Much of Libyan air doctrine appeared to be of an ad hoc nature and contracted personnel from Yugoslavia. South Africa, Russia, North Korea and Pakistan provide piloting, maintenance and technical services. It was possible that contract officers often fly important operational missions, such was the low standard of locally trained aircrew. Russian pilots who have been to Libya have remarked upon the apparent disinclination, if not inability, of Libyan pilots to tolerate and become accustomed to high G-force maneuvers.

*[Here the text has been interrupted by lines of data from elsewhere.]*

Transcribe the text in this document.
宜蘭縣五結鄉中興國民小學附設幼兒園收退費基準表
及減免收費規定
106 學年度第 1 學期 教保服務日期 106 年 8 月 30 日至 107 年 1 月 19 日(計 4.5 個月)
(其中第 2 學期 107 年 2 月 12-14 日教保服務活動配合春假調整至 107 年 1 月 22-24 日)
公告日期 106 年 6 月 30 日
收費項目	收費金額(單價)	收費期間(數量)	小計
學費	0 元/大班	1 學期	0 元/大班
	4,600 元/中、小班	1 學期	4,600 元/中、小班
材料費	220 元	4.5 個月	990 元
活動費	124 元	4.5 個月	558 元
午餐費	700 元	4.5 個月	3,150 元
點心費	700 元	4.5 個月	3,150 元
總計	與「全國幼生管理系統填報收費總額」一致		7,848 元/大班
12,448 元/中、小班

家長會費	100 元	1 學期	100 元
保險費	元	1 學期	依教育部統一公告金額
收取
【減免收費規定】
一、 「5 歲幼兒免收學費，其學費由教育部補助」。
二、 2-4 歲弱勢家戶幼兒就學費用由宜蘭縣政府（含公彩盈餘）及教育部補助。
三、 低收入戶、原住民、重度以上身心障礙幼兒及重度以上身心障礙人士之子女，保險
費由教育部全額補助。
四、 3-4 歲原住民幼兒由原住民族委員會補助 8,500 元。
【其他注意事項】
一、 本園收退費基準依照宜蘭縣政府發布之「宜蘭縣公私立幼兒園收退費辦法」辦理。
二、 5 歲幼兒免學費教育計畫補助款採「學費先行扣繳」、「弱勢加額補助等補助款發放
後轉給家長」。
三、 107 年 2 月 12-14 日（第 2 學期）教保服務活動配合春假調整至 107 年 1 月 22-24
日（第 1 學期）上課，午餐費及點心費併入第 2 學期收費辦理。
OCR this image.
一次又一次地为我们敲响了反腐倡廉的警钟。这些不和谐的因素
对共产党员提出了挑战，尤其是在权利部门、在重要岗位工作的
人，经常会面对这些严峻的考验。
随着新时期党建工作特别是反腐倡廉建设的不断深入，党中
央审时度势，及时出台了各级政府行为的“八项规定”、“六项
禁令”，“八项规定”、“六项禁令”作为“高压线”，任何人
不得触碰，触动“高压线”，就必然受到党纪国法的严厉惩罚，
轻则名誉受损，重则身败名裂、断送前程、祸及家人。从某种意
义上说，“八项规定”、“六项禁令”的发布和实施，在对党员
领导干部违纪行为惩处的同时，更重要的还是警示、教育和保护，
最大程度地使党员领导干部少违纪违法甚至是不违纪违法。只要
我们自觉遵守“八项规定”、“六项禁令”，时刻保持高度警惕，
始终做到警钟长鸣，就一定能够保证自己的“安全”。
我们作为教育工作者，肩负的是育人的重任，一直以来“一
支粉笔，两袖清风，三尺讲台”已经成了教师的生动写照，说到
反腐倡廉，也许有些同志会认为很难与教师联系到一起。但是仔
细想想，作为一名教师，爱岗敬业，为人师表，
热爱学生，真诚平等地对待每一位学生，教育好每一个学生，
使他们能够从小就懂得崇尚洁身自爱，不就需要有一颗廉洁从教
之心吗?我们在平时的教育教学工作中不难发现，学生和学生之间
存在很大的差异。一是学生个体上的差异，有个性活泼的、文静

The performance of the Libyan air force in emergency conditions cannot have been reassuring to Qadhafi. Libyan pilots reportedly experienced difficulty in finding and identifying aircraft they had been ordered to intercept. They have been reluctant to fly at night for fear of being unable to locate their bases. To some extent, these problems may reflect outdated navigation and radar aids in their combat aircraft, which were mostly older, stripped-down versions of Soviet designs. The two Su-22 fighters were handicapped in their engagement with carrier-based American F-14s in 1981 because the equipment, instruments, and airto -air missiles were outmoded in comparison with those of their adversaries. In spite of Qadhafi's express warning that his air force would repel the United States fleet in the Gulf of Sidra in 1986, his planes did not seriously challenge the American naval units. In addition, Libyan planes did not take off to meet the American fighter-bombers that attacked targets at Benghazi and Tripoli in April 1986; consequently many planes were destroyed or damaged on the ground. In Chad it was reported that many Libyan bombing raids were carried out at excessively high altitudes when met with antiaircraft fire.